Oltre a Iva e spese indifferibili, sui conti iniziali della manovra d’autunno pesa la frenata della crescita e l’aumento dei rendimenti dei titoli di Stato. La base di partenza, prima di mettere mano a riforma fiscale, reddito di cittadinanza, pensioni, sanità o rinnovi del contratto del pubblico impiego, è quindi una partita da 22 miliardi di euro divisi fra Iva (12,4 miliardi), spese obbligatorie (almeno 3,5), spesa aggiuntiva per interessi (4 miliardi)?e ricadute sul deficit della minore crescita (2,5 miliardi). Si tratta di 1,2 punti di Pil, che senza contromisure potrerebbero quindi il deficit 2019 al 2%. Non è questa l’intenzione di Tria, che ha avviato il confronto con la Ue per ottenere un obiettivo che non peggiori l’indebitamento strutturale ma non imponga misure giudicate troppo dure per un’economia già in rallentamento. Al centro del confronto ci sono quindi spazi fiscali intorno agli 11 miliardi, per dimezzare lo sforzo di partenza.
Riempite le caselle degli incarichi più pesanti e messe in strada le regole su lavoro e credito cooperativo, entra finalmente nel vivo la preparazione della manovra d’autunno, la partita chiave per il governo giallo-verde. La collocazione di Alessandro Rivera alla direzione generale del Tesoro e la conferma di Daniele Franco al vertice della Ragioneria hanno definito la squadra. Ma prima di decidere le strategie di gioco bisogna tracciare i confini del campo. E i numeri che prendono forma disegnano gli spazi reali a disposizione di riforma fiscale, reddito di cittadinanza, pensioni, incentivi al lavoro, spesa sanitaria e di tutti gli altri capitoli che premono alle porte del fortino dei conti.
Riassunto:?solo per sminare le clausole Iva (12,4 miliardi), finanziare le spese obbligatorie (3,5) ed evitare che interessi sul debito (4) e minore crescita (2,5) gonfino il deficit servono 22,4 miliardi. A meno di non caricare tutto il conto sull’indebitamento netto portandolo al 2% dallo 0,8% programmato.

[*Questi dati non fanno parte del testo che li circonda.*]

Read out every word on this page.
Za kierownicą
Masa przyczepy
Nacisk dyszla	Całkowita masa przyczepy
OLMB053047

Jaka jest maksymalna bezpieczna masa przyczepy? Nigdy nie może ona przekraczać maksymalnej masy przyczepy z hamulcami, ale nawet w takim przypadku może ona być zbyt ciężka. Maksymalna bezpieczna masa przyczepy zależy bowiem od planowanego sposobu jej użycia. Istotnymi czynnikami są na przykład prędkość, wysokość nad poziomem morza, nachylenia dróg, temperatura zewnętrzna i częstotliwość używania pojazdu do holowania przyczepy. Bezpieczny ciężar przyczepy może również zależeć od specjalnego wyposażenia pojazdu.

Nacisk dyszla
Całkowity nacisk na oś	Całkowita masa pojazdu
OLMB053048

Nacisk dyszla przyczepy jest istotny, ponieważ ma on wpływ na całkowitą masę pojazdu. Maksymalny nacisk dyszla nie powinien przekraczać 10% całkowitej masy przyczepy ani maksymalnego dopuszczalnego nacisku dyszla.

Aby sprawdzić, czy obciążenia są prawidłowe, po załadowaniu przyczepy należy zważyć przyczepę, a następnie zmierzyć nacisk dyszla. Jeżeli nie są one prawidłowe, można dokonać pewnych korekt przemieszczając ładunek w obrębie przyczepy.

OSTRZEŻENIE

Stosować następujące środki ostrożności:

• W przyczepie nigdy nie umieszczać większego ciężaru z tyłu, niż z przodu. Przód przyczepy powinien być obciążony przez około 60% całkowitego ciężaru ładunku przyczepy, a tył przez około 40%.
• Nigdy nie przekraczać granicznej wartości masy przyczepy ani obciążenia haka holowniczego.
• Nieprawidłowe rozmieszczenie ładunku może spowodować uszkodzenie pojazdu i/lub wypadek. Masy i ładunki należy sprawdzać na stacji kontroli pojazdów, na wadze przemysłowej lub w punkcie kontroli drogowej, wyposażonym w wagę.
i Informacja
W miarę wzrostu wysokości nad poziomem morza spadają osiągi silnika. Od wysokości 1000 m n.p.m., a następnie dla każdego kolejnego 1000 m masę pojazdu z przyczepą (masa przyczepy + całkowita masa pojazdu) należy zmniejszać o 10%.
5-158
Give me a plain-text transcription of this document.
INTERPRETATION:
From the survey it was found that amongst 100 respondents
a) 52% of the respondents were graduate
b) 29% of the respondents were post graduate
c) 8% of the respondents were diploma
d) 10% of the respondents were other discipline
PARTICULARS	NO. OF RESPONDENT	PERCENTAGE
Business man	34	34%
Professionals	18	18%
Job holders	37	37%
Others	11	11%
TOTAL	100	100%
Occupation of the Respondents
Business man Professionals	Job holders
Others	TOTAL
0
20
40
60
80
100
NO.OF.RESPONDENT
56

Ma non è questa l’intenzione di Tria, che mercoledì in Parlamento ha ricordato di aver già avviato il «dialogo» con Bruxelles per individuare un percorso di correzione non troppo pesante per un’economia in frenata. L’obiettivo dichiarato è quello di «non peggiorare» l’indebitamento netto fissato per quest’anno (1% lo strutturale), con uno sconto da sei decimali di Pil:?si tratta di 11 miliardi, che al netto delle ricadute della complicata (e per ora impossibile da cifrare con precisione)?contabilità europea sulla crescita potenziale, dimezzerebbero quindi lo sforzo iniziale. Su questa base, oltre all’avvio di tassa piatta, reddito di cittadinanza e pensioni preme anche la ripresa della spesa sanitaria, che secondo il contratto di governo dovrebbe ricominciare a salire rispetto al Pil e non solo in termini nominali. Senza contare il rinnovo dei contratti del pubblico impiego (quelli appena firmati scadono il 31 dicembre), che avrebbe bisogno di un nuovo stanziamento (diretto per gli statali, a carico degli enti territoriali per gli altri) dopo i circa cinque miliardi dell’ultima tornata . La ministra della Pa Giulia Bongiorno ha promesso venerdì ai sindacati di «spingere» in questa direzione. Ma in ogni caso serviranno almeno i soldi per pagare le indennità di vacanza contrattuale.